If the Ex-Im Bank is pro-business, as supporters maintain, then so is every corporate handout large and small. Arguments for similar largesse range from “saving the family farm” (agriculture) to “saving an American icon” (tax benefits for thoroughbreds and racetracks) to “Germany and China are doing it” (solar and wind subsidies). These are all fine industries, but singling them out only encourages others to pursue campaigns of their own.
Inevitably, special treatment for the few becomes subject to exploitation, expansion, and mission creep — and can come back to haunt you. In 2004 a Republican Congress created a credit for manufacturers that lowers their marginal tax rate from 35 to 32 percent. Today, liberals call that program a “loophole” for oil and gas companies. It was a bad idea to start with, but repealing the provision just for a few companies would be equally unfair. Why should a company operating a wind farm be labeled a manufacturer, while one drilling for natural gas is not?

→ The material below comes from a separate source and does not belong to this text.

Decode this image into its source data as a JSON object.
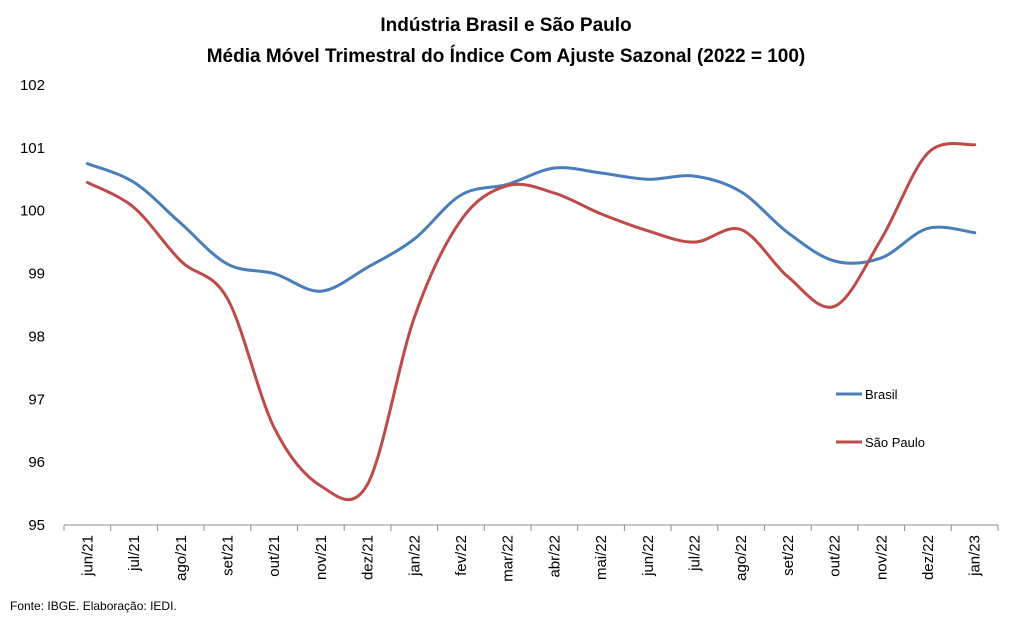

Unfortunately, with such a weak economy, it’s easy to wrap subsidies in the warm blanket of “jobs.” (With billions in federal subsidies, you too could create a few jobs!) The important question, though, is whether the policy is economically efficient and fair. Sometimes even great-sounding programs are a poor use of taxpayer funds, but no politician likes to say no.
So on Tuesday, voters said no. Despite 36 years of outstanding service, bipartisan acclaim, and historic accomplishments leading the Foreign Relations Committee, Senator Richard Lugar lost his primary. Challenger Richard Mourdock hammered Lugar’s support for the bank and auto bailouts to overwhelming response. Most voters don’t care about Beltway spoils like committee assignments or seniority. And they shouldn’t. They care much more about a candidate’s vision, principles, and ability to represent them.
In another big “no” on Tuesday, a mulleted felon beat President Obama in nine West Virginia counties, receiving over 40 percent of the statewide primary vote. In just a few years, Obama has gone from promoting billions in “clean coal” subsidies to a regulatory policy that prohibits the construction of another coal-fired electric plant in the United States. A region of the country that once revered progressives like Robert Kennedy is now out of play for the president.
These very different voting groups are sending a similar message: Stop trying to pick winners and losers in our economy. Instead, fight for policies that work for all businesses and the employees who depend on them. The forces of politics may sometimes make that a tough path to follow, but don’t say no one warned you.
John E. Sununu, a regular Globe contributor, is a former US senator from New Hampshire.